The Baillieu government has conceded its controversial wind farm policy is powerless to control the biggest expansion of wind energy in Victoria’s history, with 1322 new turbines planned across 28 approved developments.
Before the Brumby government lost office, embattled planning minister Justin Madden approved about $5 billion of wind energy projects. If all farms go ahead, Victoria will have eight times its current wind generation capacity, from 427 megawatts to 3619 megawatts, equivalent to two Latrobe Valley brown-coal power stations.
Under the Coalition’s wind farm election policy, welcomed by anti-wind farm campaigners, residents can veto a development if turbines are less than two kilometres from their home. Planning authority was also given back to local councils.

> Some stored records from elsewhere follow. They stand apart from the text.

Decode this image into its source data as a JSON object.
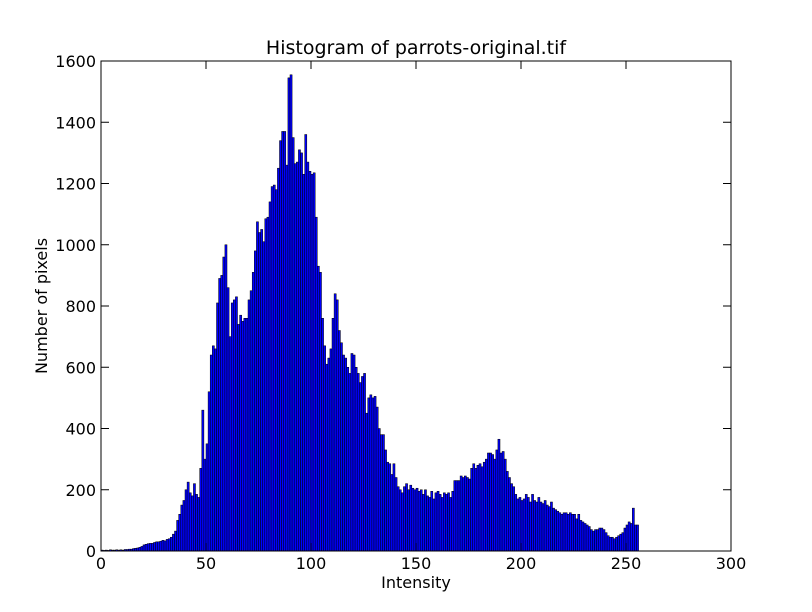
{
  "chart_data": {
    "type": "histogram",
    "title": "Histogram of parrots-original.tif",
    "xlabel": "Intensity",
    "ylabel": "Number of pixels",
    "color": "#0000ff",
    "edgecolor": "#000000",
    "xlim": [
      0,
      300
    ],
    "xticks": [
      0,
      50,
      100,
      150,
      200,
      250,
      300
    ],
    "ylim": [
      0,
      1600
    ],
    "yticks": [
      0,
      200,
      400,
      600,
      800,
      1000,
      1200,
      1400,
      1600
    ],
    "bins": [
      0,
      1,
      2,
      3,
      4,
      5,
      6,
      7,
      8,
      9,
      10,
      11,
      12,
      13,
      14,
      15,
      16,
      17,
      18,
      19,
      20,
      21,
      22,
      23,
      24,
      25,
      26,
      27,
      28,
      29,
      30,
      31,
      32,
      33,
      34,
      35,
      36,
      37,
      38,
      39,
      40,
      41,
      42,
      43,
      44,
      45,
      46,
      47,
      48,
      49,
      50,
      51,
      52,
      53,
      54,
      55,
      56,
      57,
      58,
      59,
      60,
      61,
      62,
      63,
      64,
      65,
      66,
      67,
      68,
      69,
      70,
      71,
      72,
      73,
      74,
      75,
      76,
      77,
      78,
      79,
      80,
      81,
      82,
      83,
      84,
      85,
      86,
      87,
      88,
      89,
      90,
      91,
      92,
      93,
      94,
      95,
      96,
      97,
      98,
      99,
      100,
      101,
      102,
      103,
      104,
      105,
      106,
      107,
      108,
      109,
      110,
      111,
      112,
      113,
      114,
      115,
      116,
      117,
      118,
      119,
      120,
      121,
      122,
      123,
      124,
      125,
      126,
      127,
      128,
      129,
      130,
      131,
      132,
      133,
      134,
      135,
      136,
      137,
      138,
      139,
      140,
      141,
      142,
      143,
      144,
      145,
      146,
      147,
      148,
      149,
      150,
      151,
      152,
      153,
      154,
      155,
      156,
      157,
      158,
      159,
      160,
      161,
      162,
      163,
      164,
      165,
      166,
      167,
      168,
      169,
      170,
      171,
      172,
      173,
      174,
      175,
      176,
      177,
      178,
      179,
      180,
      181,
      182,
      183,
      184,
      185,
      186,
      187,
      188,
      189,
      190,
      191,
      192,
      193,
      194,
      195,
      196,
      197,
      198,
      199,
      200,
      201,
      202,
      203,
      204,
      205,
      206,
      207,
      208,
      209,
      210,
      211,
      212,
      213,
      214,
      215,
      216,
      217,
      218,
      219,
      220,
      221,
      222,
      223,
      224,
      225,
      226,
      227,
      228,
      229,
      230,
      231,
      232,
      233,
      234,
      235,
      236,
      237,
      238,
      239,
      240,
      241,
      242,
      243,
      244,
      245,
      246,
      247,
      248,
      249,
      250,
      251,
      252,
      253,
      254,
      255,
      256
    ],
    "counts": [
      3,
      2,
      3,
      2,
      4,
      3,
      3,
      4,
      3,
      4,
      3,
      5,
      5,
      6,
      6,
      8,
      9,
      10,
      12,
      15,
      20,
      22,
      24,
      25,
      25,
      28,
      30,
      30,
      32,
      35,
      33,
      38,
      40,
      45,
      55,
      65,
      100,
      120,
      150,
      165,
      200,
      225,
      190,
      180,
      220,
      185,
      175,
      270,
      460,
      300,
      350,
      520,
      640,
      670,
      660,
      810,
      890,
      900,
      960,
      1000,
      860,
      700,
      810,
      820,
      830,
      740,
      770,
      750,
      760,
      760,
      820,
      850,
      910,
      980,
      1075,
      1040,
      1050,
      1010,
      1085,
      1090,
      1140,
      1190,
      1195,
      1180,
      1250,
      1340,
      1370,
      1370,
      1260,
      1545,
      1555,
      1350,
      1265,
      1270,
      1310,
      1300,
      1230,
      1360,
      1270,
      1240,
      1230,
      1235,
      1090,
      930,
      910,
      760,
      670,
      610,
      630,
      660,
      760,
      840,
      820,
      720,
      680,
      640,
      630,
      600,
      580,
      645,
      640,
      600,
      580,
      550,
      570,
      580,
      450,
      500,
      510,
      500,
      505,
      470,
      400,
      380,
      380,
      330,
      290,
      285,
      250,
      285,
      240,
      210,
      200,
      190,
      210,
      220,
      200,
      215,
      205,
      200,
      205,
      195,
      200,
      185,
      200,
      180,
      175,
      195,
      170,
      190,
      195,
      185,
      175,
      190,
      185,
      190,
      175,
      195,
      230,
      230,
      230,
      245,
      240,
      245,
      240,
      235,
      270,
      285,
      270,
      280,
      285,
      275,
      290,
      300,
      320,
      320,
      315,
      300,
      330,
      365,
      320,
      325,
      300,
      260,
      240,
      220,
      210,
      185,
      170,
      175,
      165,
      170,
      185,
      175,
      160,
      185,
      165,
      160,
      175,
      160,
      155,
      165,
      150,
      145,
      160,
      140,
      135,
      130,
      125,
      120,
      125,
      125,
      120,
      125,
      120,
      120,
      105,
      120,
      100,
      95,
      90,
      85,
      80,
      70,
      65,
      70,
      70,
      75,
      75,
      70,
      60,
      50,
      45,
      45,
      40,
      45,
      50,
      55,
      60,
      75,
      85,
      95,
      90,
      140,
      85,
      85
    ]
  }
}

When the policy was released in June, the wind industry said it would kill off investment.
But in a concession likely to disappoint local anti-wind farm groups, new Planning Minister Matthew Guy told The Sunday Age that although several of the approved farms were contentious, the Coalition would not retrospectively apply its policies to the 28 wind farms already holding planning approvals. Such a move, he said, would create serious risks for business in Victoria. ”We made it very clear to everyone we couldn’t touch permits that were already granted.”
The new minister encouraged energy companies to be ”mindful” of the government’s guidelines when building their projects. Coastal Guardians spokesman Tim Le Roy, who welcomed the election of Mr Baillieu, acknowledged the government had a problem applying its policy retrospectively but urged the industry to embrace the guidelines on a voluntary basis.
The Coalition hoped its wind farm policy would play well in the regional marginals of Ballarat East and Ripon, where the developments have been numerous and controversial. In a post-election analysis of booths in these areas, the industry claimed wind farms had made no material difference to the way people voted. Labor held on to both Ballarat East and Ripon.
According to the Department of Primary Industries website, Mr Madden left his job with a clear in tray for wind farm approvals. There are now no projects waiting for Mr Guy’s signature.
Under Labor government changes, the planning minister is responsible for assessing wind farm proposals of 30 megawatts or greater. Last week the industry was reeling from the Baillieu government’s election, saying it was unlikely any more wind farm proposals would be developed in Victoria for some time. ”We are not going to look at any projects in Victoria at this stage,” said Andrew Richards, spokesman for wind energy company Pacific Hydro. ”It’s just too difficult. The industry is in a holding pattern, a wait-and-see pattern.”
AGL, another big wind investor, had similar sentiments.
Industry figures say the economics now are not quite right for Victoria’s 3192 megawatts of approved wind farms. To be profitable, wind farms need a higher wholesale price of electricity. Two things push up this price: pro-renewable energy targets and market schemes, and a carbon price. The industry says a carbon price, which will make wind energy more competitive with cheap brown-coal electricity, means it is more likely the farms will go ahead. Prime Minister Julia Gillard has set 2011 as the year to set a price on carbon.
Mr Richards said that despite its tough wind farms policy, the Baillieu government could oversee Victoria’s biggest expansion in wind-powered energy. ”I’d imagine that over the next four or five years a large percentage of those projects will get built,” he said.